ImClone received the positive Erbitux lung cancer data on Monday, Sept. 10, via an email from Germany's Merck, O'Connor said.
"We were surprised to receive them and had no earlier knowledge of whether the results would be favorable or unfavorable until we received them that day," O'Connor said.
Stock trades in ImClone in late 2001, based on insider news of a yet-to-be-announced FDA rejection of Erbitux, landed ImClone's original CEO, Sam Waksal, and his friend Martha Stewart, in jail. Erbitux was approved two years later with Waksal behind bars.
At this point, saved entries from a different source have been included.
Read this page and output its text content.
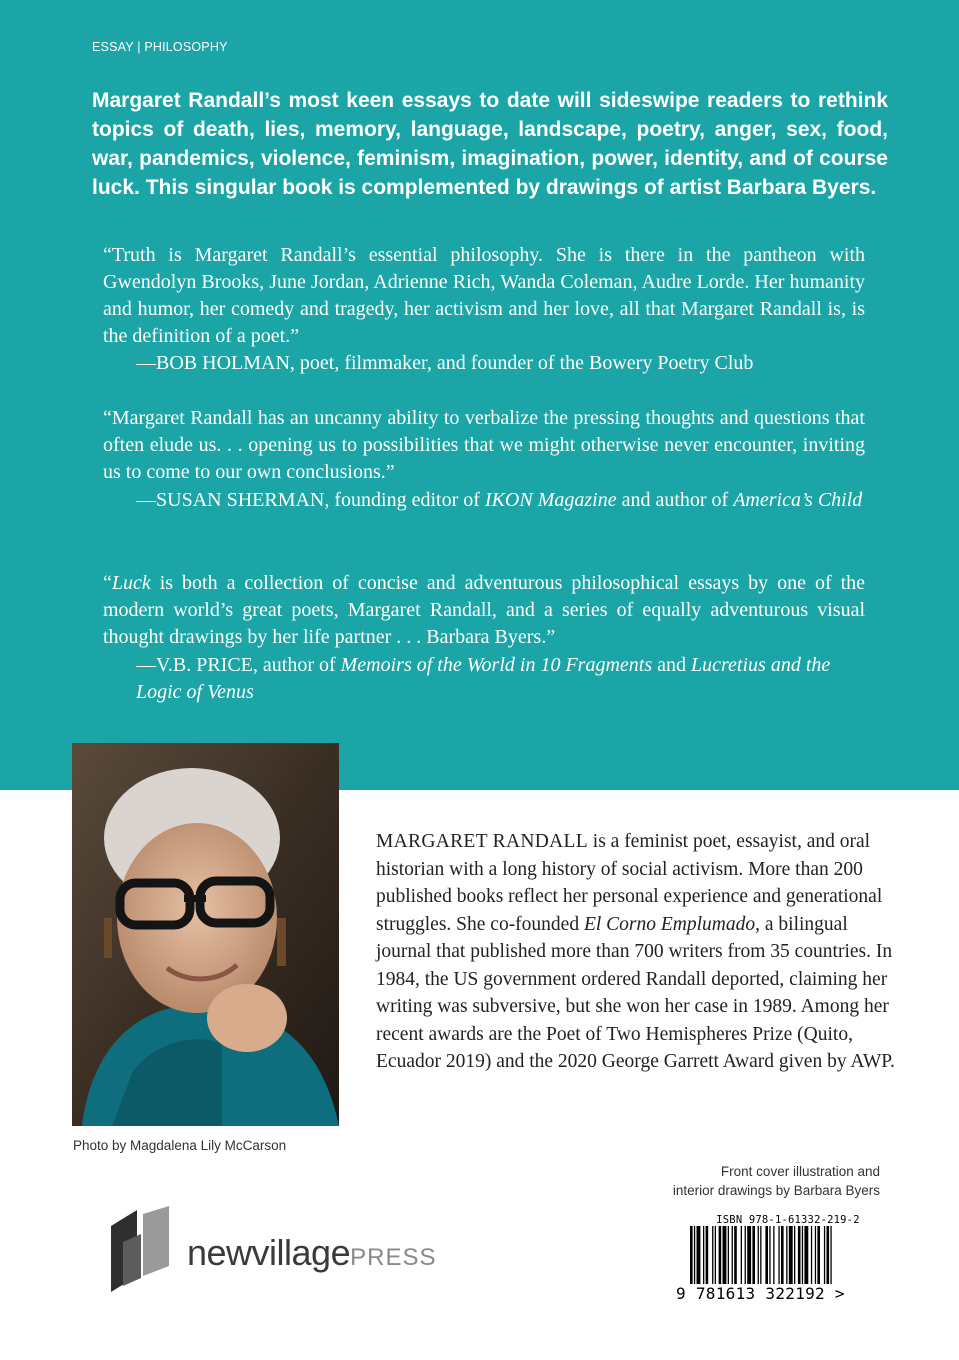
ESSAY | PHILOSOPHY

Margaret Randall’s most keen essays to date will sideswipe readers to rethink topics of death, lies, memory, language, landscape, poetry, anger, sex, food, war, pandemics, violence, feminism, imagination, power, identity, and of course luck. This singular book is complemented by drawings of artist Barbara Byers.

“Truth is Margaret Randall’s essential philosophy. She is there in the pantheon with Gwendolyn Brooks, June Jordan, Adrienne Rich, Wanda Coleman, Audre Lorde. Her humanity and humor, her comedy and tragedy, her activism and her love, all that Margaret Randall is, is the definition of a poet.”

—BOB HOLMAN, poet, filmmaker, and founder of the Bowery Poetry Club

“Margaret Randall has an uncanny ability to verbalize the pressing thoughts and questions that often elude us. . . opening us to possibilities that we might otherwise never encounter, inviting us to come to our own conclusions.”

—SUSAN SHERMAN, founding editor of IKON Magazine and author of America’s Child

“Luck is both a collection of concise and adventurous philosophical essays by one of the modern world’s great poets, Margaret Randall, and a series of equally adventurous visual thought drawings by her life partner . . . Barbara Byers.”

—V.B. PRICE, author of Memoirs of the World in 10 Fragments and Lucretius and the Logic of Venus

Photo by Magdalena Lily McCarson

MARGARET RANDALL is a feminist poet, essayist, and oral historian with a long history of social activism. More than 200 published books reflect her personal experience and generational struggles. She co-founded El Corno Emplumado, a bilingual journal that published more than 700 writers from 35 countries. In 1984, the US government ordered Randall deported, claiming her writing was subversive, but she won her case in 1989. Among her recent awards are the Poet of Two Hemispheres Prize (Quito, Ecuador 2019) and the 2020 George Garrett Award given by AWP.

Front cover illustration and
interior drawings by Barbara Byers
newvillagePRESS
ISBN 978-1-61332-219-2
9 781613 322192 >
Viren Mehta, a principal of New York health care research firm Mehta Partners, said he believed Johnson deserves "the benefit of the doubt" about the profitable timing of his ImClone purchases, especially in light of the earlier insider trading scandal at that company.
"This latest study was under the control of Merck in Germany and, generally speaking, study results these days are announced as soon as they become known," Mehta said.
Mehta said a more plausible explanation, pure and simple, is that Johnson is on a lucky streak.
"And this industry needs people who have a lucky streak."